What was not easier, however, is
the lack of reinforcement after she died. In her last years we had contact once
or twice a year and each time I came away from a visit or put down a letter
from her, my tank was topped up: I was reminded, sometimes forcefully, of why
we were estranged and why we would always be so. Once she died, I found myself
in the amazing space of second-guessing myself, my convictions, my own memories.
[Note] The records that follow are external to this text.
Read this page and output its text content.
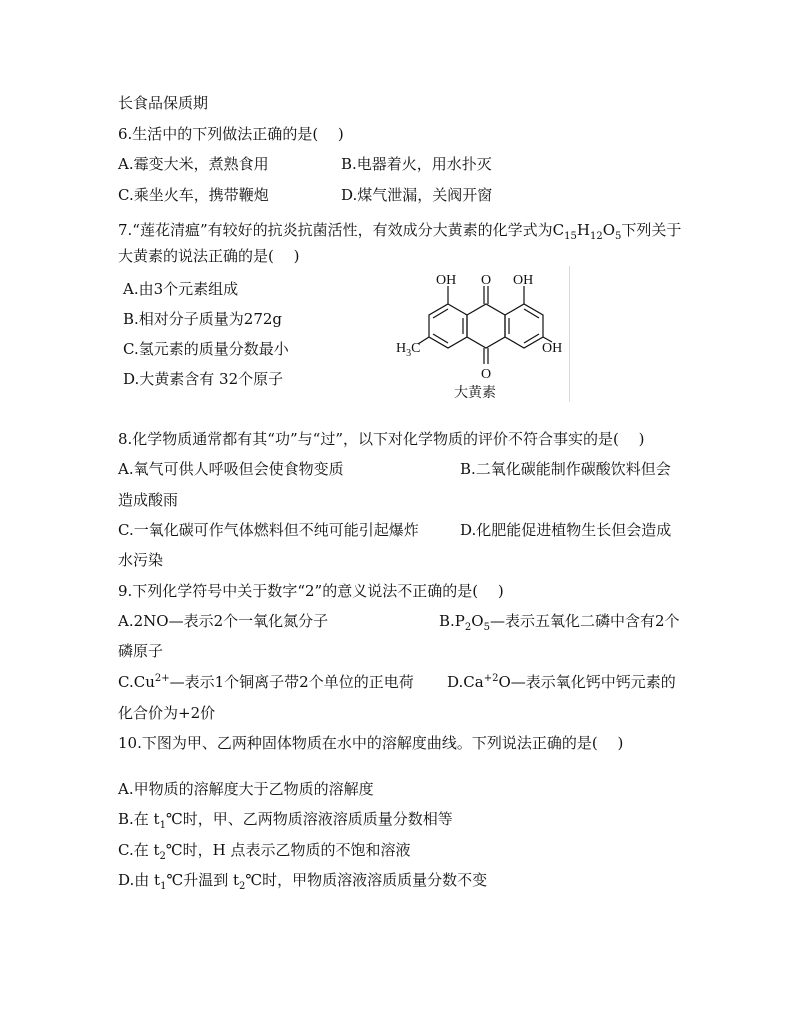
长食品保质期
6.生活中的下列做法正确的是(　 )
A.霉变大米，煮熟食用	B.电器着火，用水扑灭
C.乘坐火车，携带鞭炮	D.煤气泄漏，关阀开窗
7.“莲花清瘟”有较好的抗炎抗菌活性，有效成分大黄素的化学式为$C_{15}H_{12}O_5$下列关于
大黄素的说法正确的是(　 )
A.由3个元素组成
B.相对分子质量为272g
C.氢元素的质量分数最小
D.大黄素含有 32个原子
OH O OH
$H_3C$	OH
O
大黄素
8.化学物质通常都有其“功”与“过”，以下对化学物质的评价不符合事实的是(　 )
A.氧气可供人呼吸但会使食物变质	B.二氧化碳能制作碳酸饮料但会
造成酸雨
C.一氧化碳可作气体燃料但不纯可能引起爆炸	D.化肥能促进植物生长但会造成
水污染
9.下列化学符号中关于数字“2”的意义说法不正确的是(　 )
A.2NO—表示2个一氧化氮分子	$B.P_2O_5—$表示五氧化二磷中含有2个
磷原子
$C.Cu^{2+}—$表示1个铜离子带2个单位的正电荷 $D.Ca^{+2}O—$表示氧化钙中钙元素的
化合价为+2价
10.下图为甲、乙两种固体物质在水中的溶解度曲线。下列说法正确的是(　 )
A.甲物质的溶解度大于乙物质的溶解度
B.在 $t_1℃$时，甲、乙两物质溶液溶质质量分数相等
C.在 $t_2℃$时，H 点表示乙物质的不饱和溶液
D.由 $t_1℃$升温到 $t_2℃$时，甲物质溶液溶质质量分数不变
I became less emotionally engaged (probably due to lack of reinforcing
provocation) and the distance that brought caused me to start thinking of
excuses for her. It was hard, sometimes, to remember just how awful she was to
me. Time may not heal all wounds but it does dull the pain and therein lies the
trap: as the pain dulls, so does your conviction of the need to protect
yourself and that can lead to new pain.
My best advice in this is to
journal. Especially is s/he has died. Write an account of your experiences with
your NP—the experiences that hurt you, why it hurt, how it hurt, what s/he
should have done under those same circumstances. Funny thing, when I did that,
I realized just how much choice she had, how many options she had at her
command, and it made me seriously question why she invariably chose brutality,
both physical and emotional. She did not learn this from her parents—her brothers
confirmed that as well as my experiences of living with them for multiple
summers. Writing things down kept them accessible to me as I puzzled out
seemingly conflicting things: her ability to scream at me and, in half a second,
be speaking sweetly and calmly to a friend on the phone. Write things down so
that you collect the body of evidence that your subconscious will quietly sort
for you, kicking up little “aha!” moments and the occasional big epiphany.
Remember that none of their
behaviour was your fault, it was their choice, and you have never had any power
over their choices. In the long run, it is easier to sort out the dynamics of
the parent who died, leaving a fixed legacy for you to work with, than the
living parent who continues to add insults and injuries, but neither is stress-free.